Only fragmentary prenomens and nomens are securely attributable to Psusennes II: partly preserved throne names appear on seals, scarabs, and priestly stelae found in contexts at Tanis and Thebes. These epigraphic traces are contrasted with better-attested titulary of predecessors like Pinedjem II and successors like Shoshenq I. Monumental evidence is sparse; surviving inscriptions are mainly on administrative ostraca, inscribed alabaster vessels, and door lintels reused in later constructions at Saqqara and Kom el-Hisn. Comparative palaeography and onomastic patterns link some of these items to the broader corpus of Twenty-first Dynasty royal propaganda.
No undisputed royal burial has been assigned to Psusennes II; debates engage finds from royal caches in Tanis, Deir el-Bahri, and the looted contexts at Tanis unearthed by Pierre Montet. Funerary objects bearing partial names and epithets, including gold-adorned shabti figures and inscribed canopic fragments, have been proposed as evidence but remain inconclusive due to reuse and secondary deposition. The archaeological record includes seal impressions, funerary papyri fragments, and ceramics that provide indirect attestations for court activity, administrative practice, and mortuary ideology of late Twenty-first Dynasty elites.
Scholarly debate over Psusennes II centers on his chronological placement, political significance, and whether he represented a continuity figure or a nominal ruler overshadowed by priestly and Libyan power bases. Some historians view him as the last legitimate Tanite king before the effective takeover by Libyan-origin dynasts exemplified by Shoshenq I and Osorkon I, while revisionists argue for a more complex coexistence reflected in documentary seals, stelae, and material culture. Interpretative frameworks draw on comparative analysis with Assyrian and Levantine chronologies, documentary paleography, and archaeological stratigraphy from key sites such as Tanis, Thebes, Peqer-era settlements, and colonial coastal sites in the Levant.
Psusennes II’s legacy is entangled with the dynastic transition to the Twenty-second Dynasty under Shoshenq I and the attendant Libyanization of Egyptian elite culture.
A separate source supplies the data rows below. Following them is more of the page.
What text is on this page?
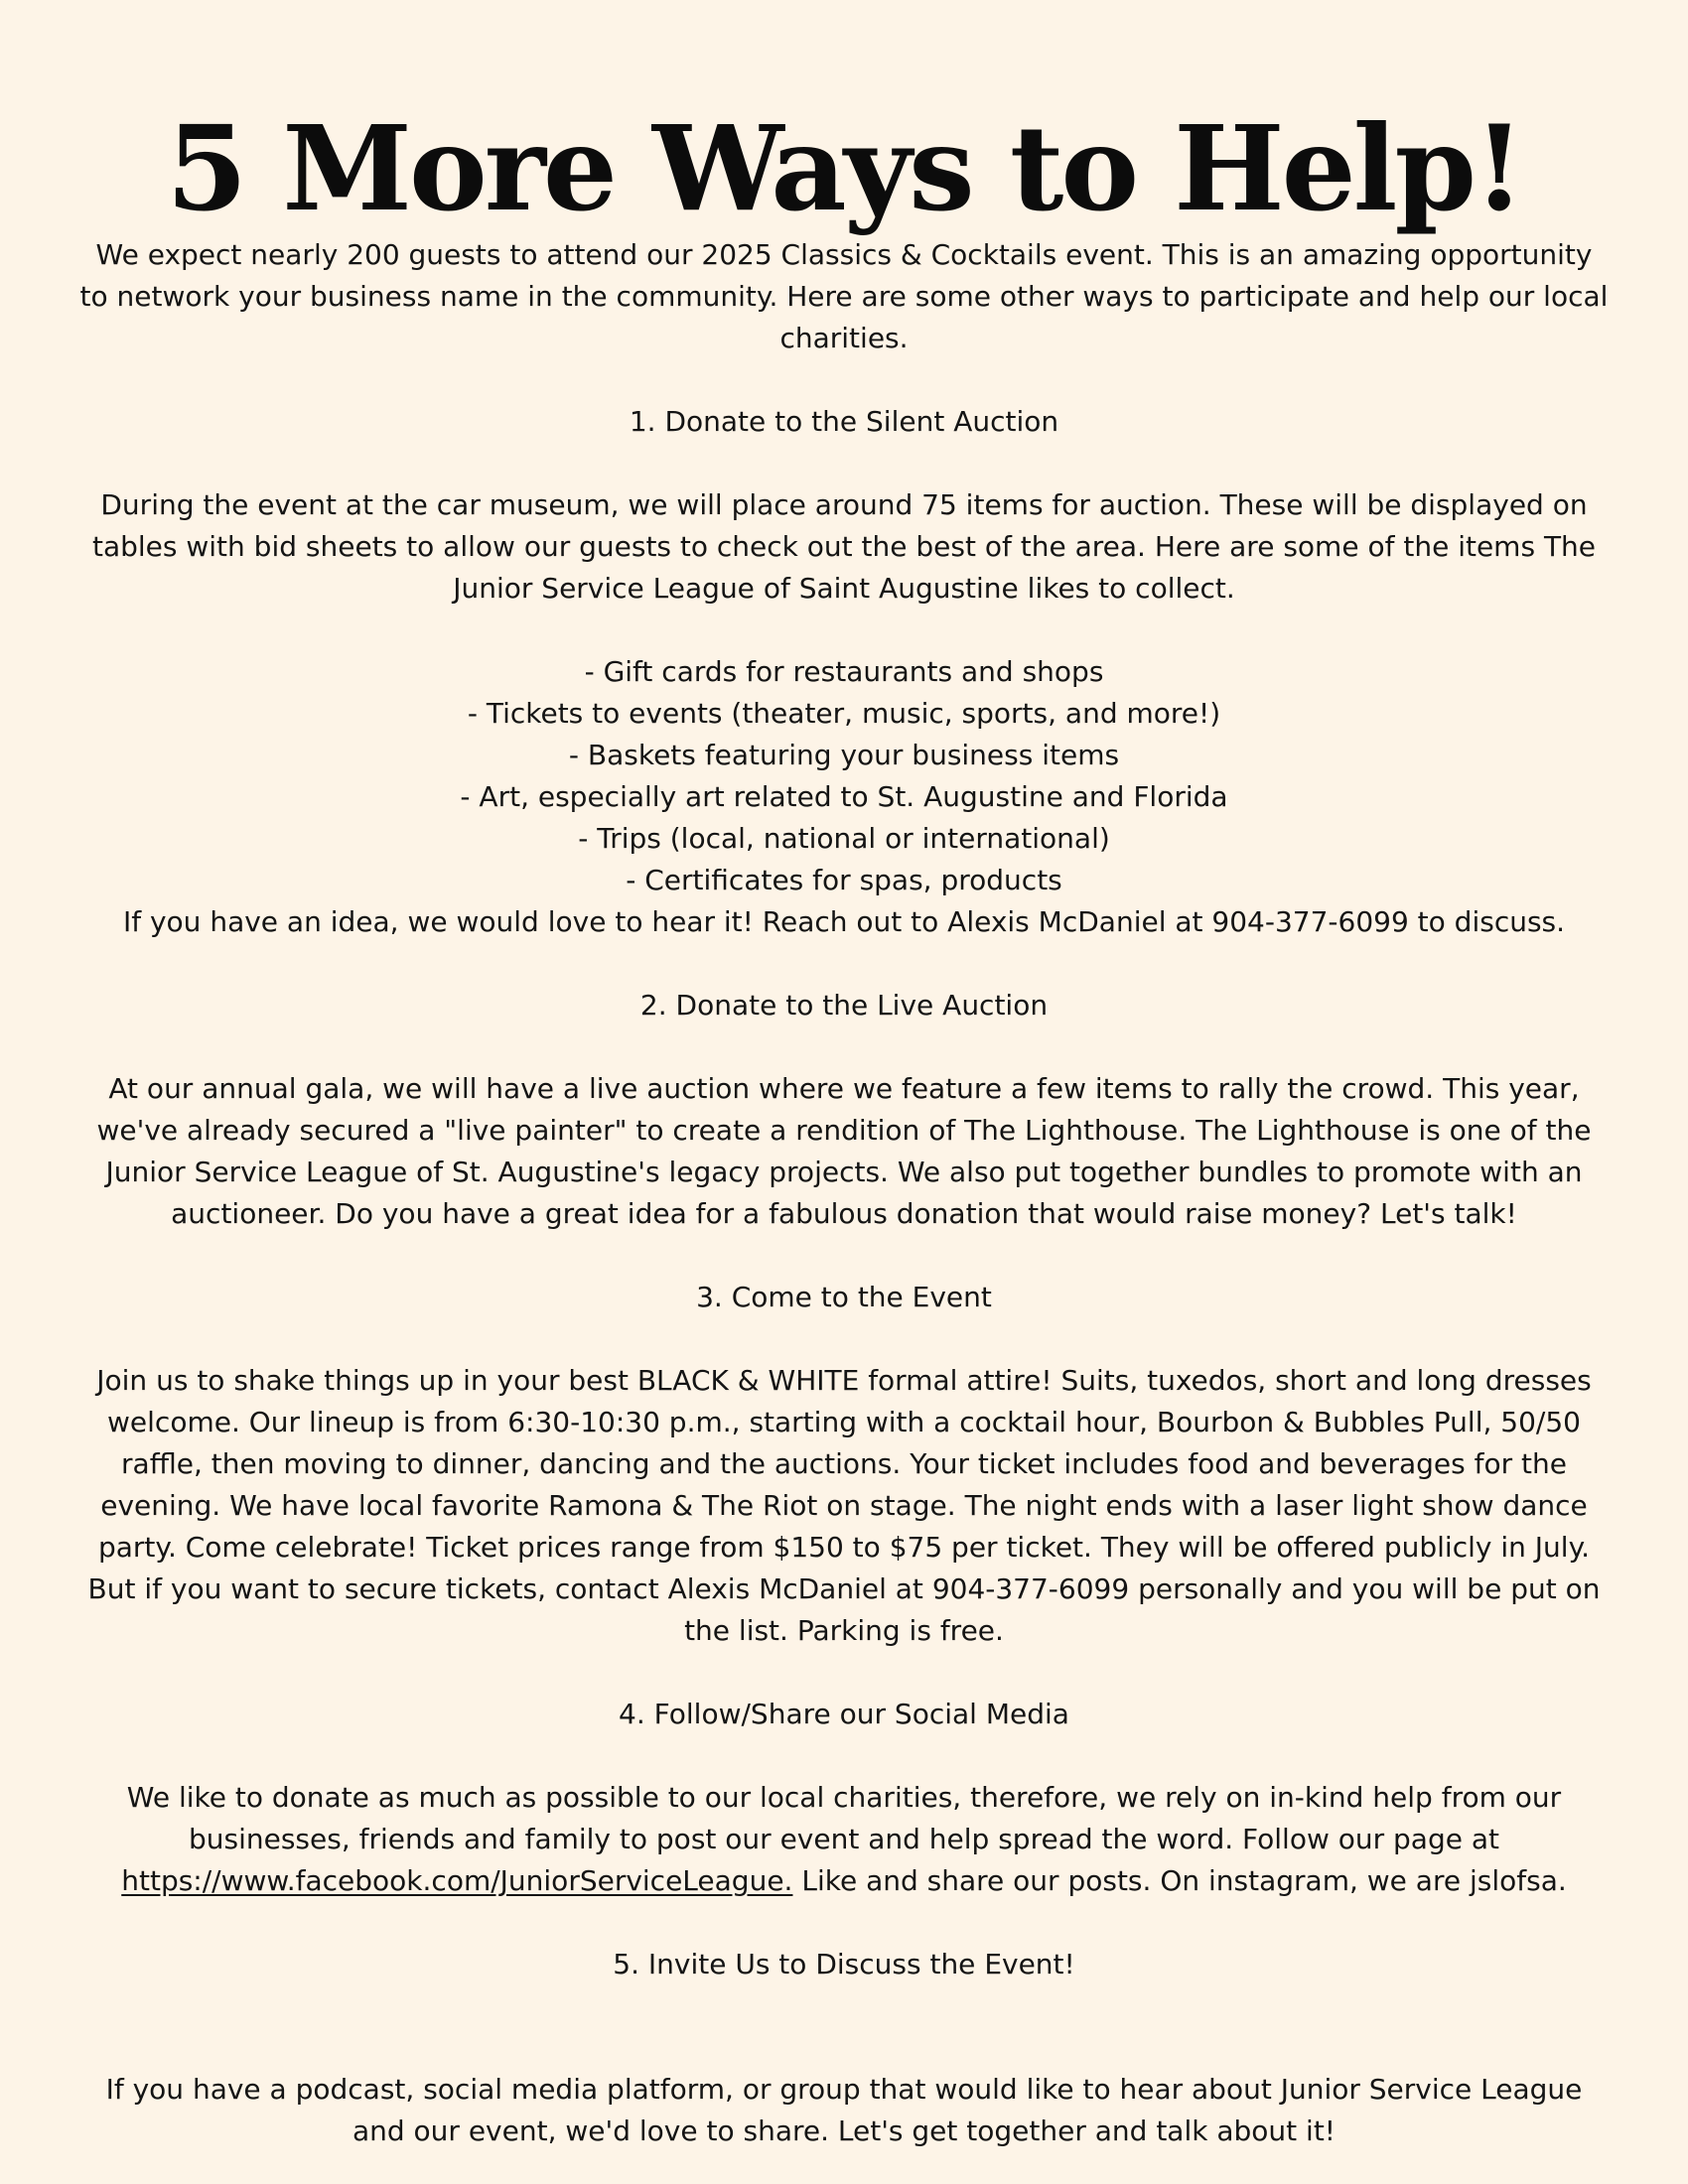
5 More Ways to Help!

We expect nearly 200 guests to attend our 2025 Classics & Cocktails event. This is an amazing opportunity to network your business name in the community. Here are some other ways to participate and help our local charities.

1. Donate to the Silent Auction

During the event at the car museum, we will place around 75 items for auction. These will be displayed on tables with bid sheets to allow our guests to check out the best of the area. Here are some of the items The Junior Service League of Saint Augustine likes to collect.

- Gift cards for restaurants and shops
- Tickets to events (theater, music, sports, and more!)
- Baskets featuring your business items
- Art, especially art related to St. Augustine and Florida
- Trips (local, national or international)
- Certificates for spas, products

If you have an idea, we would love to hear it! Reach out to Alexis McDaniel at 904-377-6099 to discuss.

2. Donate to the Live Auction

At our annual gala, we will have a live auction where we feature a few items to rally the crowd. This year, we've already secured a "live painter" to create a rendition of The Lighthouse. The Lighthouse is one of the Junior Service League of St. Augustine's legacy projects. We also put together bundles to promote with an auctioneer. Do you have a great idea for a fabulous donation that would raise money? Let's talk!

3. Come to the Event

Join us to shake things up in your best BLACK & WHITE formal attire! Suits, tuxedos, short and long dresses welcome. Our lineup is from 6:30-10:30 p.m., starting with a cocktail hour, Bourbon & Bubbles Pull, 50/50 raffle, then moving to dinner, dancing and the auctions. Your ticket includes food and beverages for the evening. We have local favorite Ramona & The Riot on stage. The night ends with a laser light show dance party. Come celebrate! Ticket prices range from $150 to $75 per ticket. They will be offered publicly in July. But if you want to secure tickets, contact Alexis McDaniel at 904-377-6099 personally and you will be put on the list. Parking is free.

4. Follow/Share our Social Media

We like to donate as much as possible to our local charities, therefore, we rely on in-kind help from our businesses, friends and family to post our event and help spread the word. Follow our page at https://www.facebook.com/JuniorServiceLeague. Like and share our posts. On instagram, we are jslofsa.

5. Invite Us to Discuss the Event!

If you have a podcast, social media platform, or group that would like to hear about Junior Service League and our event, we'd love to share. Let's get together and talk about it!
Later King Lists and classical sources like Manetho record the end of one royal sequence and the emergence of another, a shift reflected in burial practices, onomastic change, and the reorientation of military aristocracy towards Libyan federated groups. Subsequent generations, including rulers such as Osorkon I, Takelot I, and the High Priests of Amun at Thebes, inherited a reconfigured political landscape whose roots are often traced back to the ambiguous final phase of the Twenty-first Dynasty associated with Psusennes II.